Just behind Keat on the KPR rankings sits British star Liz Blatchford, in 40th. Blatchford has had an amazing entry into the world of long-distance racing with wins in Huskisson Long Course, Bussleton 70.3 and Ironman Cairns, and a second place at the hot and humid Samui Long Course Triathlon. In Cairns, Blatchford took her maiden Ironman title in a tough duel against Kiwi Gina Crawford which came down to the final miles of the marathon. We can expect Blatchford to have learned a lot from that race, and be even stronger this forthcoming weekend.

Hillary Biscay is set to race her 62nd Ironman here on Sunday. That’s not a typo. Biscay has already raced this year in both Ironman Brazil and Ironman Austria, however still remains just outside the Top-50. Fellow Americans Sarah Piampiano, Jennie Hansen,  Haley Chura, April Gellatly and Bree Wee also all sit in or around the KPR Top-50 and, as a result, will be chasing a top finish here on Sunday. Chura has had a good rookie year so far, and will lead the race out of the drink and look to disappear on the rolling hills early in the bike leg.

Veteran Hungarian Erika Csomor is in great form also this year, with wins at Challenge Rimini, Ironman Los Cabos and Ironman Austria in another sub-9 hour performance, and will challenge for a podium spot, no doubt.

With the dynamics of the KPR at play this close to the Ironman World Championship, it will be interesting to see how both races unfold with many athletes pushing for points, but not wanting to go too deep ahead of the World Champships.

Mont Tremblant (‘Trembling Mountain’), situated in the Laurentides Mountains of Québec just north of Montréal, has become a triathlon mecca in the last 18-months. Dominique Piché, the Race Director, has brought WTC to town in a big way. Last year, in the races’ first year of running, Mont-Tremblant hosted a 70.3 and an Ironman race. Next year, the resort town will be hosting a the 70.3 in June, Ironman in August and the Ironman 70.3 World Championships in September. There are also rumors suggesting a local Olympic-distance triathlon held a few weeks prior to the 70.3, in early June, will become a licensed 5150 event.

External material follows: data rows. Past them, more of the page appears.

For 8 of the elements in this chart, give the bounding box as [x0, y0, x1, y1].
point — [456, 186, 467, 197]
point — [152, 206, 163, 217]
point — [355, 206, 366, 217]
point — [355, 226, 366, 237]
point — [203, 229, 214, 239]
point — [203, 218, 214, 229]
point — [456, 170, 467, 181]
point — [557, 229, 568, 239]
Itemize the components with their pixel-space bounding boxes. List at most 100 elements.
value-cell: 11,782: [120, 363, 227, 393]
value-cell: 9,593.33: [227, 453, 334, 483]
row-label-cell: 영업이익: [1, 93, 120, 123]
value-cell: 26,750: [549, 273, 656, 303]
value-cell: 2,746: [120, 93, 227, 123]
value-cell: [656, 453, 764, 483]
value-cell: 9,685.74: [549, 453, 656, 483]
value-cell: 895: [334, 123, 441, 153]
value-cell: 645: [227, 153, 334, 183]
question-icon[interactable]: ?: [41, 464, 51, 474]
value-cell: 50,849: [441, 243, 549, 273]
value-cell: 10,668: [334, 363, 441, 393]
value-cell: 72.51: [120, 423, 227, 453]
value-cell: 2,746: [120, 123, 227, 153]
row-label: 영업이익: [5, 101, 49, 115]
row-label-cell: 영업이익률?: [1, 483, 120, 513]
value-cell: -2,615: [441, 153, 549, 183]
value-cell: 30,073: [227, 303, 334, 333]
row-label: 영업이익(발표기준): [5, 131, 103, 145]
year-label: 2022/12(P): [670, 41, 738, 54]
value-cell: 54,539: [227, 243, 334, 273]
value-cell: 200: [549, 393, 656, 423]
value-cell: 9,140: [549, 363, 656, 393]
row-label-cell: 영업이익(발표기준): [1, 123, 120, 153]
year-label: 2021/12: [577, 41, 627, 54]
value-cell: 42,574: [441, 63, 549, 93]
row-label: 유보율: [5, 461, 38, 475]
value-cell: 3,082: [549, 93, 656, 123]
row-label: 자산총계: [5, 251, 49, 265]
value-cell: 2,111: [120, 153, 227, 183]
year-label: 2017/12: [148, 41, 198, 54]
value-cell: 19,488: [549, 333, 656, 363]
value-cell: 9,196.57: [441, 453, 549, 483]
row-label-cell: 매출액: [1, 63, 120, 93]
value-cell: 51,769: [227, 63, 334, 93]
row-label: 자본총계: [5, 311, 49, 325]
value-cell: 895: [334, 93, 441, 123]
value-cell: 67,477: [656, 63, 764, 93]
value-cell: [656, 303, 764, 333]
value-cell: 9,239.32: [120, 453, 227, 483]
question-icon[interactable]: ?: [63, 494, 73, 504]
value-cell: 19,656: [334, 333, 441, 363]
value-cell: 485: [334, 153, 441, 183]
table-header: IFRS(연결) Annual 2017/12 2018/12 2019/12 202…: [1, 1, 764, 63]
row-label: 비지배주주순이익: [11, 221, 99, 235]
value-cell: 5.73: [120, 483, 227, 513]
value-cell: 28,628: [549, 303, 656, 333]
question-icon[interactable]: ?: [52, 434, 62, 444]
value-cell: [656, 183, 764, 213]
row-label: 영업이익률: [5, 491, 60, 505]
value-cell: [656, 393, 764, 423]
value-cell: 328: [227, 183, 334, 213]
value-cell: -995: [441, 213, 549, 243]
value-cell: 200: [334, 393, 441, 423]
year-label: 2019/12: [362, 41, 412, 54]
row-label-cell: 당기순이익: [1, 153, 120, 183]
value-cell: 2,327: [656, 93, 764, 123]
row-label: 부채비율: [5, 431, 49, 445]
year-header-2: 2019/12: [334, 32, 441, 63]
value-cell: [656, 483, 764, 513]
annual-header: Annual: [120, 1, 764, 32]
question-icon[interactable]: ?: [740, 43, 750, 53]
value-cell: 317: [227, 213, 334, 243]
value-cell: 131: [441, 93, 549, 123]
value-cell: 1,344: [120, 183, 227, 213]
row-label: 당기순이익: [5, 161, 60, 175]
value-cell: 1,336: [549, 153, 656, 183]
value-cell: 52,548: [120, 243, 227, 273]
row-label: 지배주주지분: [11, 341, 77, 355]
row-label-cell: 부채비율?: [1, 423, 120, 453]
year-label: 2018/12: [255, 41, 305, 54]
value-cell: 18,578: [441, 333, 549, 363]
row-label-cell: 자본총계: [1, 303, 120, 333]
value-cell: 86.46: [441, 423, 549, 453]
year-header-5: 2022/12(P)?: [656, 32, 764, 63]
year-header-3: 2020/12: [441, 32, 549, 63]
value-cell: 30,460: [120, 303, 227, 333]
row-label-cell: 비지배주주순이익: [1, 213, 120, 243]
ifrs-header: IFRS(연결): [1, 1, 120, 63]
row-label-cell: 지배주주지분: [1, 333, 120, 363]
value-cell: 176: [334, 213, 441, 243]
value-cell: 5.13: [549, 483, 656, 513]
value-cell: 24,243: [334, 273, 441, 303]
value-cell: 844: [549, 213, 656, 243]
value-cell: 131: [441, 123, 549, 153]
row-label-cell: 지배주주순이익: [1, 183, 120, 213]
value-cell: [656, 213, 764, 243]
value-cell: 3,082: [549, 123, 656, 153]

The village and ski resort of Mont Tremblant, QC, Canada. Photo: Author

The village and ski resort of Mont Tremblant, QC, Canada. Photo: Author

Pro Men:

1 Romain Guillaume 28 FRA
2 Paul Amey 39 GBR
5 Jozsef Major 34 HUN
6 Paul Ambrose 28 AUS
7 Bryan Rhodes 40 NZL
8 Luke Bell 34 AUS
10 Bert Jammaer 33 BEL
11 Matt Reed 37 USA
15 Brandon Marsh 38 USA
16 Mike Schifferle 39 CHE
17 Dominik Berger 30 AUT
18 Jerome Bresson 30 CAN
19 Simon Cochrane 28 NZL
20 Trevor Delsaut 28 FRA
21 Logan Franks 25 USA
23 Adam Jones 30 CAN
24 Greg Kopecky 28 USA
25 Michael Louys 26 BEL
26 Arland Macasieb 37 PHL
27 Brendan Naef 36 CAN
28 Stefan Schmid 26 DEU
30 Nigel Gray 42 CAN
31 Swen Sundberg 39 DEU
33 Daniel Halksworth 27 GBR
34 Sean Bechtel 29 CAN
35 Daniel Fontana 37 ARG
36 Wolfgang Guembel 34 CAN

Pro Women:

42 Mary Beth Ellis 35 USA
44 Rebekah Keat 35 AUS
45 Hillary Biscay 35 USA
46 Erika Csomor 39 HUN
47 Bree Wee 33 USA
50 Morgan Chaffin 30 USA
51 Haley Chura 27 USA
54 Marie Danais 42 CAN
55 April Gellatly 30 USA
56 Annie Gervais 38 CAN
58 Amanda Kourtz 29 USA
59 Molly Roohi 32 USA
60 Kim Schwabenbauer 33 USA
61 Jessica Smith 31 USA
62 Jennie Hansen 28 USA
63 Nina Pekerman 35 ISR
64 Keiko Tanaka 28 JPN
65 Sarah Piampiano 33 USA
66 Olesya Prystayko 28 UKR
67 Anja Beranek 28 DEU
68 Liz Blatchford 33 GBR
69 Jackie Arendt 28 USA

* the Championship was renamed the North American Championship this year when moved to Mont-Tremblant after the Ironman New York US Championship was not continued due to logistical challenges.